Уязвлённого Головчинера распирало желание побыстрей прочесть незнакомый стих, однако он, отважный устроитель отечественных премьер зарубежных новинок Бродского, не желал одалживаться, молчал, упрямо наклонив голову.

– После «Земляничной поляны» выходили из «Авроры». Медленно, толпой, через тёмные мокрые дворы пробирались, он… на пятки мне наступал…

– Гениальный почерк во всём, даже в ухаживаниях! – оценил Шанский. Соснин сообразил, Милка рассказывала о знакомстве с Бродским; душа нараспашку, натерпелась от своих влюблённостей, замужеств.

– И сразу, в мокрой дворовой темноте втюрилась?

– Как не втюриться?
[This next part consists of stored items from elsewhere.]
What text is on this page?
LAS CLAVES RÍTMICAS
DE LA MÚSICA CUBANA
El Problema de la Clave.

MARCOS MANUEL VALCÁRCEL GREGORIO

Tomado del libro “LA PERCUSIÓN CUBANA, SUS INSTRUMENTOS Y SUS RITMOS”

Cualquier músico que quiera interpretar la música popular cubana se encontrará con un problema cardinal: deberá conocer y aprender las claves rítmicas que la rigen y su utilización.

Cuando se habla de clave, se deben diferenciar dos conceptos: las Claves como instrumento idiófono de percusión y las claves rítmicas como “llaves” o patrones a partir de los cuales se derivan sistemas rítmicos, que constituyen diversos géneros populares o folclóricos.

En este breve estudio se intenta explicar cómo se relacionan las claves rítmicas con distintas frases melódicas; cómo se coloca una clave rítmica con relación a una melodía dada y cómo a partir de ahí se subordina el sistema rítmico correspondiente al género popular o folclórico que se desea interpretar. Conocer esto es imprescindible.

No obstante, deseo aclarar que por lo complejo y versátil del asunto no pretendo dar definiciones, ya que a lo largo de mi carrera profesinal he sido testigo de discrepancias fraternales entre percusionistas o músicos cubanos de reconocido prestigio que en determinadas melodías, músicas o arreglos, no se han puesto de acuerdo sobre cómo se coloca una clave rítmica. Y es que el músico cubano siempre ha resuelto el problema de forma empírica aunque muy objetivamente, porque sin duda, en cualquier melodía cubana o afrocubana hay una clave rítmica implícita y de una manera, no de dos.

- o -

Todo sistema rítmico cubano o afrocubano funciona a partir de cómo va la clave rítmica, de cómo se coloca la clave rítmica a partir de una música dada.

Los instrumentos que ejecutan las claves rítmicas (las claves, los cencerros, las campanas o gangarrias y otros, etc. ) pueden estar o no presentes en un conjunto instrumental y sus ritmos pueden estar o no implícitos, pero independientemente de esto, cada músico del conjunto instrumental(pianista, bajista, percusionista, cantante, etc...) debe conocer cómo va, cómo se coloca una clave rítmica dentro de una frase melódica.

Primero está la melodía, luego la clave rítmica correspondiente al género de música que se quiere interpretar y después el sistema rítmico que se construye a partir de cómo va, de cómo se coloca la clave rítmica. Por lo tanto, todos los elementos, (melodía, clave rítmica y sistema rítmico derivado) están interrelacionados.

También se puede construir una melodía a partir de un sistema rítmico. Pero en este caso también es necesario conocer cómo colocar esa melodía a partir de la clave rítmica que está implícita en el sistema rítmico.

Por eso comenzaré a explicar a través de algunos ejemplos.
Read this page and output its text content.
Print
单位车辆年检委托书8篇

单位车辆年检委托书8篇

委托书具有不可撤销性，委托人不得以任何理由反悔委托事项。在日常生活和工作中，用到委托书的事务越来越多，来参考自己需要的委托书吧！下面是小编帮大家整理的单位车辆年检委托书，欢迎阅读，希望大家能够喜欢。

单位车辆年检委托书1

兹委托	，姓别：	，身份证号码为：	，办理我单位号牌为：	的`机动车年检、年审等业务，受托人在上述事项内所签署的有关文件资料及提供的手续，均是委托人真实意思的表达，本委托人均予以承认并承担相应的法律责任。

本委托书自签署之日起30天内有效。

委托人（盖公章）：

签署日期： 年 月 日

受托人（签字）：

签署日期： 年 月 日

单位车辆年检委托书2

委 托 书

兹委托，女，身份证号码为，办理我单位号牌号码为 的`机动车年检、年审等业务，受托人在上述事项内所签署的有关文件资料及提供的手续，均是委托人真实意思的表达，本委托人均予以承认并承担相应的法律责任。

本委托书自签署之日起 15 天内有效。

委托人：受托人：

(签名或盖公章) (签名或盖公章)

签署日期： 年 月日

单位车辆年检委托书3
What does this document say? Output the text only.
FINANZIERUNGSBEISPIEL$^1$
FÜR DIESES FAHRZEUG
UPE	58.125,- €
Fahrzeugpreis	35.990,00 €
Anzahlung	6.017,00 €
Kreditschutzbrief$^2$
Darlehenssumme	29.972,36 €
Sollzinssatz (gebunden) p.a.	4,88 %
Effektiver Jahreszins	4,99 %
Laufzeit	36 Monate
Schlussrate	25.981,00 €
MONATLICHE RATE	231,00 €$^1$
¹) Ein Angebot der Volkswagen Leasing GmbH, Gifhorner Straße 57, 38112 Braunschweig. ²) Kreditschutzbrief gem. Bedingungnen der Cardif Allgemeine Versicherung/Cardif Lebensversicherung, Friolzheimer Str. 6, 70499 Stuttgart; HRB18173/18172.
Глаза такие живые…

– Поматросил и бросил? – пожалел девушку Бызов, – не обидно, что потом другим красавицам наступал на пятки?

– Потом в «Сайгоне» меня будто не узнавал, – Милка с весёлой безнадёжностью звенящей браслетами рукой махнула, – я не обижалась, его, гениального, великого, манило бессмертие, поняла, что лучше посторониться.
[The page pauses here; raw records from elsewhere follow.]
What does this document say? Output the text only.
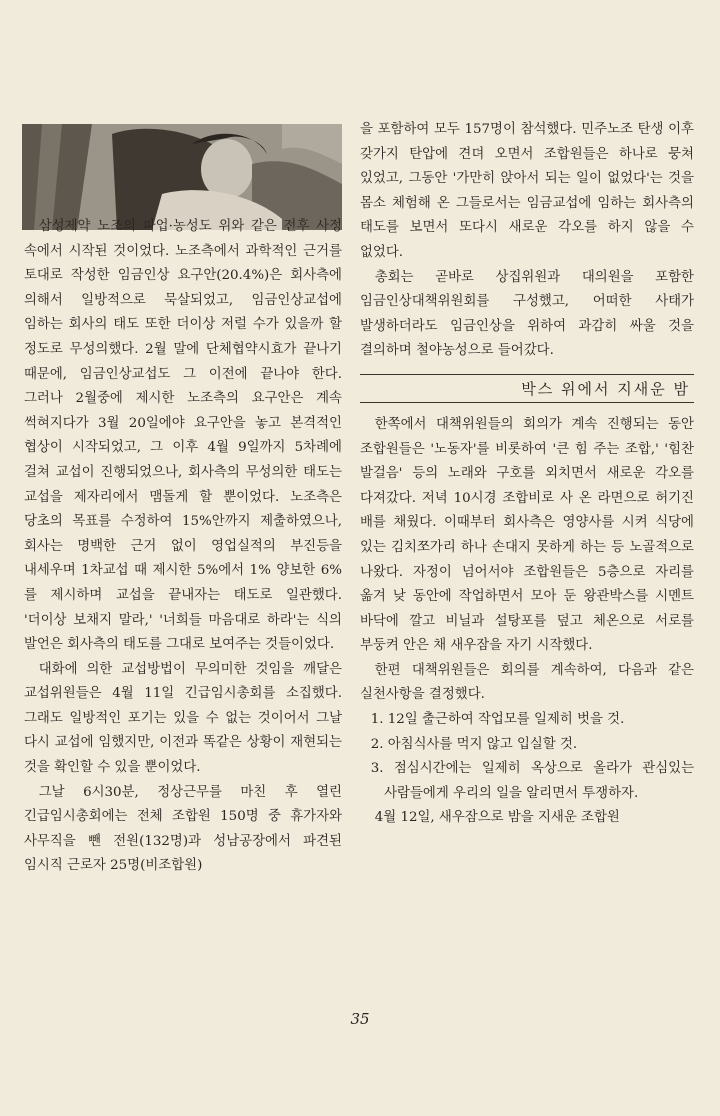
삼성제약 노조의 파업·농성도 위와 같은 전후 사정 속에서 시작된 것이었다. 노조측에서 과학적인 근거를 토대로 작성한 임금인상 요구안(20.4%)은 회사측에 의해서 일방적으로 묵살되었고, 임금인상교섭에 임하는 회사의 태도 또한 더이상 저럴 수가 있을까 할 정도로 무성의했다. 2월 말에 단체협약시효가 끝나기 때문에, 임금인상교섭도 그 이전에 끝나야 한다. 그러나 2월중에 제시한 노조측의 요구안은 계속 썩혀지다가 3월 20일에야 요구안을 놓고 본격적인 협상이 시작되었고, 그 이후 4월 9일까지 5차례에 걸쳐 교섭이 진행되었으나, 회사측의 무성의한 태도는 교섭을 제자리에서 맴돌게 할 뿐이었다. 노조측은 당초의 목표를 수정하여 15%안까지 제출하였으나, 회사는 명백한 근거 없이 영업실적의 부진등을 내세우며 1차교섭 때 제시한 5%에서 1% 양보한 6%를 제시하며 교섭을 끝내자는 태도로 일관했다. '더이상 보채지 말라,' '너희들 마음대로 하라'는 식의 발언은 회사측의 태도를 그대로 보여주는 것들이었다.

대화에 의한 교섭방법이 무의미한 것임을 깨달은 교섭위원들은 4월 11일 긴급임시총회를 소집했다. 그래도 일방적인 포기는 있을 수 없는 것이어서 그날 다시 교섭에 임했지만, 이전과 똑같은 상황이 재현되는 것을 확인할 수 있을 뿐이었다.

그날 6시30분, 정상근무를 마친 후 열린 긴급임시총회에는 전체 조합원 150명 중 휴가자와 사무직을 뺀 전원(132명)과 성남공장에서 파견된 임시직 근로자 25명(비조합원)

을 포함하여 모두 157명이 참석했다. 민주노조 탄생 이후 갖가지 탄압에 견뎌 오면서 조합원들은 하나로 뭉쳐 있었고, 그동안 '가만히 앉아서 되는 일이 없었다'는 것을 몸소 체험해 온 그들로서는 임금교섭에 임하는 회사측의 태도를 보면서 또다시 새로운 각오를 하지 않을 수 없었다.

총회는 곧바로 상집위원과 대의원을 포함한 임금인상대책위원회를 구성했고, 어떠한 사태가 발생하더라도 임금인상을 위하여 과감히 싸울 것을 결의하며 철야농성으로 들어갔다.

박스 위에서 지새운 밤

한쪽에서 대책위원들의 회의가 계속 진행되는 동안 조합원들은 '노동자'를 비롯하여 '큰 힘 주는 조합,' '힘찬 발걸음' 등의 노래와 구호를 외치면서 새로운 각오를 다져갔다. 저녁 10시경 조합비로 사 온 라면으로 허기진 배를 채웠다. 이때부터 회사측은 영양사를 시켜 식당에 있는 김치쪼가리 하나 손대지 못하게 하는 등 노골적으로 나왔다. 자정이 넘어서야 조합원들은 5층으로 자리를 옮겨 낮 동안에 작업하면서 모아 둔 왕관박스를 시멘트 바닥에 깔고 비닐과 설탕포를 덮고 체온으로 서로를 부둥켜 안은 채 새우잠을 자기 시작했다.

한편 대책위원들은 회의를 계속하여, 다음과 같은 실천사항을 결정했다.

1. 12일 출근하여 작업모를 일제히 벗을 것.

2. 아침식사를 먹지 않고 입실할 것.

3. 점심시간에는 일제히 옥상으로 올라가 관심있는 사람들에게 우리의 일을 알리면서 투쟁하자.

4월 12일, 새우잠으로 밤을 지새운 조합원

35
– Что тебя, восторженную девушку, отрезвляло?

– Забыл? Моя бабушка была любовницей Блока. Он от неё к Дельмас ушёл.

– Ах да! И ты, растяпа, кружевную блузку, которую твоя бабушка носила, когда её Блок лобзал, умудрилась сацибели измазать!

– Помните, из «Гагрипша», после Митькиного дня рождения, в крохотном автобусе с ночной сменой рыбзавода возвращались по разбитой дороге? Вытряхнулись из душегубочки и не могли надышаться! Пересекли залитую луной рощу, развели костёр на Лидзавском пляже, море – голубое-голубое от лунного света, как днём, и – звездопад… помните? «Адмирал Нахимов» на горизонте пыхтел из последних силёнок, далеко, но музыка долетала, пароход пушистым лучом провожал прожектор с погранзаставы, красные полоски загорались на трубах. А на веранде грузинской дачи с оранжевыми фонариками, той, что за рощей, у замка-особняка Гамсахурдии, запустили плёнку Вертинского.

– Моя бабушка с юных лет увлекалась Вертинским, ещё до революции бегала на его концерты, он на её руках умер, – заговорила Людочка.

– Как это? Ну и прыткие у вас были бабушки!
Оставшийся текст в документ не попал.